Panel Paper: Understanding and Addressing High Spending in Part D Catastrophic Coverage

Thursday, November 8, 2018
Wilson C - Mezz Level (Marriott Wardman Park)

*Names in bold indicate Presenter

Aditi P. Sen, Sonal Parasrampuria and Gerard Anderson, Johns Hopkins University

Rising prescription drug expenditures are a growing concern for Medicare. In 2015, Medicare spent $137 billion on prescription drugs through Part D. Over time, an increasing portion of this spending is occurring in the catastrophic coverage benefit phase of Part D; indeed, recent evidence has shown that this spending has increased three times faster than overall Part D spending in the past decade with catastrophic spending exceeding $33 billion in 2015. Spending on high-priced specialty drugs is responsible for most of the increase and now makes up two-thirds of Part D catastrophic spending, compared to one-third in 2010. For many Medicare beneficiaries who enter Part D catastrophic coverage, out-of-pocket spending can be a substantial burden, representing up to 40% of their social security income. The spending burden is also high for Medicare, which pays 80% of costs in the catastrophic coverage phase.

In this paper, we sought to understand (1) the characteristics of drugs contributing to high spending in the catastrophic coverage phase of Part D, (2) the characteristics of beneficiaries who enter catastrophic coverage, and (3) how Part D plans are responding to high-price drugs, for example by altering formularies. In 2015, ten high-price drugs accounted for 30% of drug spending in catastrophic coverage.

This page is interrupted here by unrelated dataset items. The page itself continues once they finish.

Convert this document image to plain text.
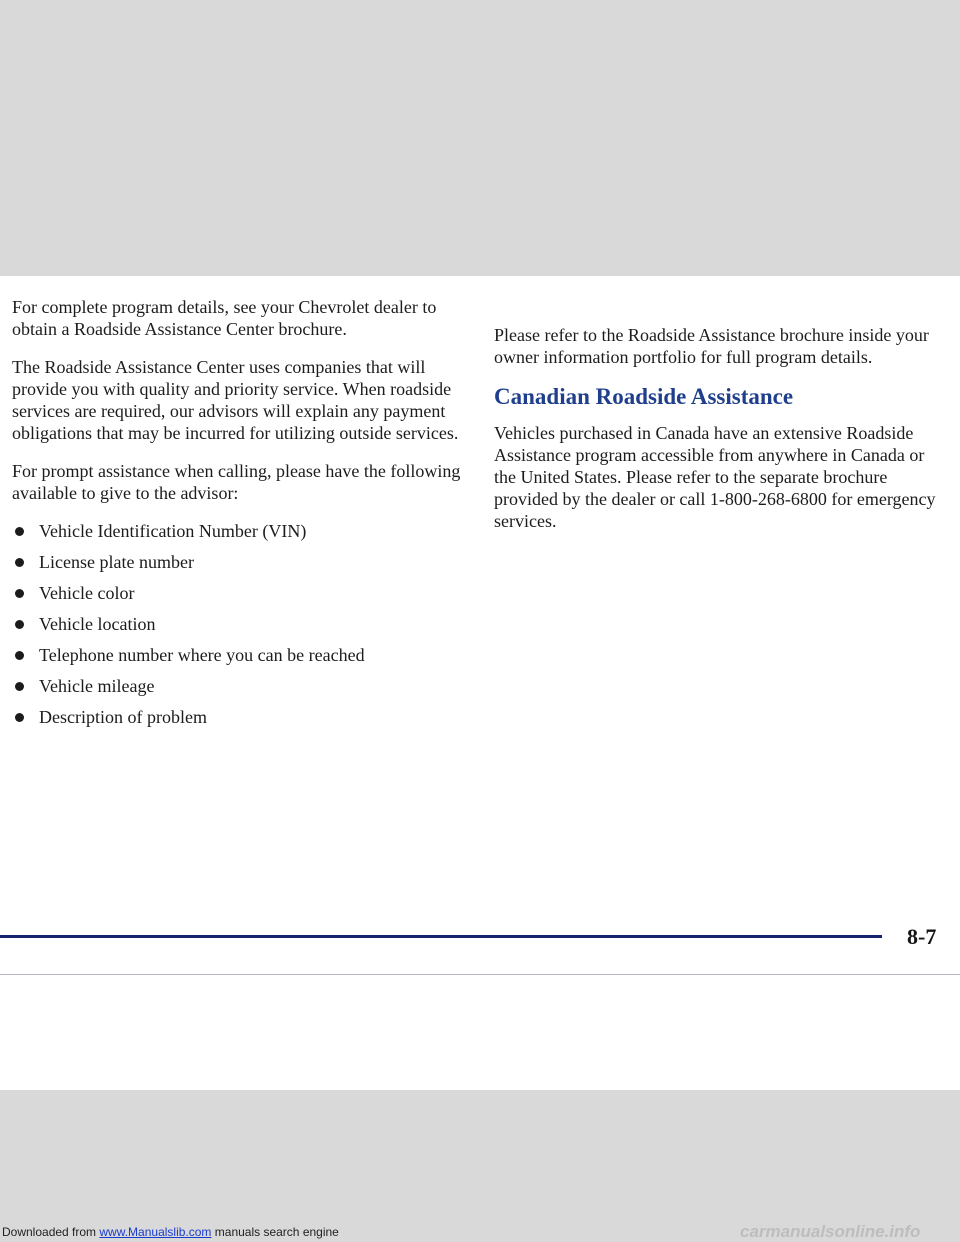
For complete program details, see your Chevrolet dealer to obtain a Roadside Assistance Center brochure.

The Roadside Assistance Center uses companies that will provide you with quality and priority service. When roadside services are required, our advisors will explain any payment obligations that may be incurred for utilizing outside services.

For prompt assistance when calling, please have the following available to give to the advisor:

Vehicle Identification Number (VIN)
License plate number
Vehicle color
Vehicle location
Telephone number where you can be reached
Vehicle mileage
Description of problem

Please refer to the Roadside Assistance brochure inside your owner information portfolio for full program details.

Canadian Roadside Assistance

Vehicles purchased in Canada have an extensive Roadside Assistance program accessible from anywhere in Canada or the United States. Please refer to the separate brochure provided by the dealer or call 1-800-268-6800 for emergency services.

8-7
Downloaded from www.Manualslib.com manuals search engine	carmanualsonline.info
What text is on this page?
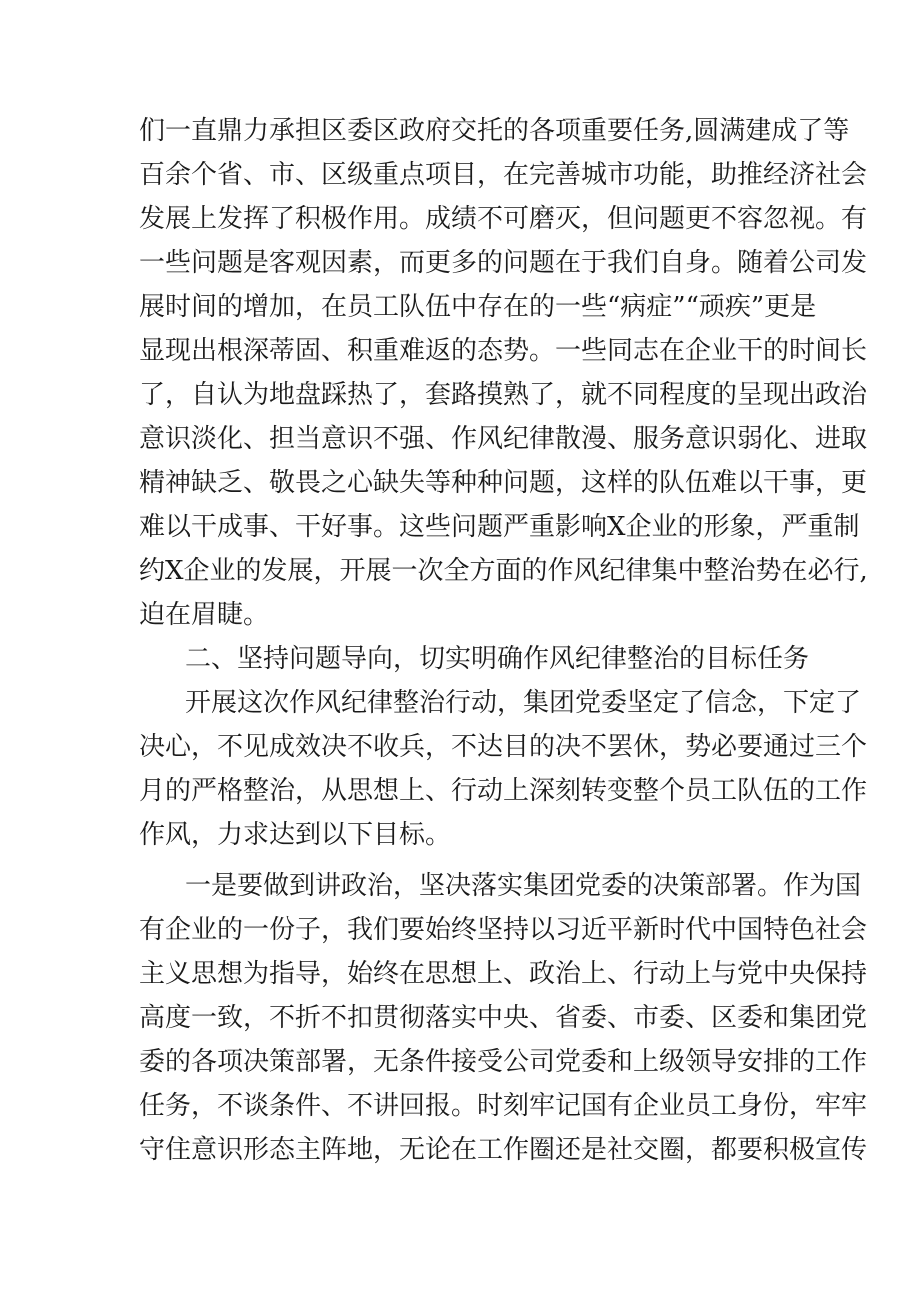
们一直鼎力承担区委区政府交托的各项重要任务,圆满建成了等
百余个省、市、区级重点项目，在完善城市功能，助推经济社会
发展上发挥了积极作用。成绩不可磨灭，但问题更不容忽视。有
一些问题是客观因素，而更多的问题在于我们自身。随着公司发
展时间的增加，在员工队伍中存在的一些“病症”“顽疾”更是
显现出根深蒂固、积重难返的态势。一些同志在企业干的时间长
了，自认为地盘踩热了，套路摸熟了，就不同程度的呈现出政治
意识淡化、担当意识不强、作风纪律散漫、服务意识弱化、进取
精神缺乏、敬畏之心缺失等种种问题，这样的队伍难以干事，更
难以干成事、干好事。这些问题严重影响X企业的形象，严重制
约X企业的发展，开展一次全方面的作风纪律集中整治势在必行,
迫在眉睫。
二、坚持问题导向，切实明确作风纪律整治的目标任务
开展这次作风纪律整治行动，集团党委坚定了信念，下定了
决心，不见成效决不收兵，不达目的决不罢休，势必要通过三个
月的严格整治，从思想上、行动上深刻转变整个员工队伍的工作
作风，力求达到以下目标。
一是要做到讲政治，坚决落实集团党委的决策部署。作为国
有企业的一份子，我们要始终坚持以习近平新时代中国特色社会
主义思想为指导，始终在思想上、政治上、行动上与党中央保持
高度一致，不折不扣贯彻落实中央、省委、市委、区委和集团党
委的各项决策部署，无条件接受公司党委和上级领导安排的工作
任务，不谈条件、不讲回报。时刻牢记国有企业员工身份，牢牢
守住意识形态主阵地，无论在工作圈还是社交圈，都要积极宣传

We found that these drugs were a mix of biologic and conventional drugs and included several drugs for cancer and Multiple Sclerosis as well as Harvoni and Sovaldi, the two new drugs for Hepatitis C. These high-price drugs typically had at least one Orphan Drug designation and several benefited from expedited FDA review.

Beneficiaries who entered catastrophic coverage took almost double the number of drugs as those who did not enter this benefit phase; a smaller proportion of their drugs were dispensed as generics (68% vs. 88%) and many more of these beneficiaries (13% vs. <1%) took one of the ten most expensive drugs in Part D. Out-of-pocket costs were much higher for those who entered catastrophic coverage than those who did not; beneficiaries who did not receive the low-income subsidy and entered catastrophic coverage paid an average of over $3,500 in 2015 compared to $480 among beneficiaries who did not enter this benefit phase. Out-of-pocket costs remained relatively stable over the 2013-15 period.

Our results suggest that it will be important for policymakers to consider strategies to improve the affordability of drugs under Part D. In addition to threatening consumer access to necessary medicines, high Federal spending in the catastrophic phase is a growing fiscal challenge for the Medicare program, especially since the government has no ability to negotiate drug prices. Going forward, there are concerns that spending will continue to rise, given new biopharmaceutical products that are under development and are likely to have higher prices. Based on our results, we discuss a range of strategies to reduce spending in the catastrophic phase, including shifting the cost-sharing burden to Part D plans, creating transparency around drug pricing, promoting value-based benefit design options, and allowing Medicare to negotiate certain drug prices.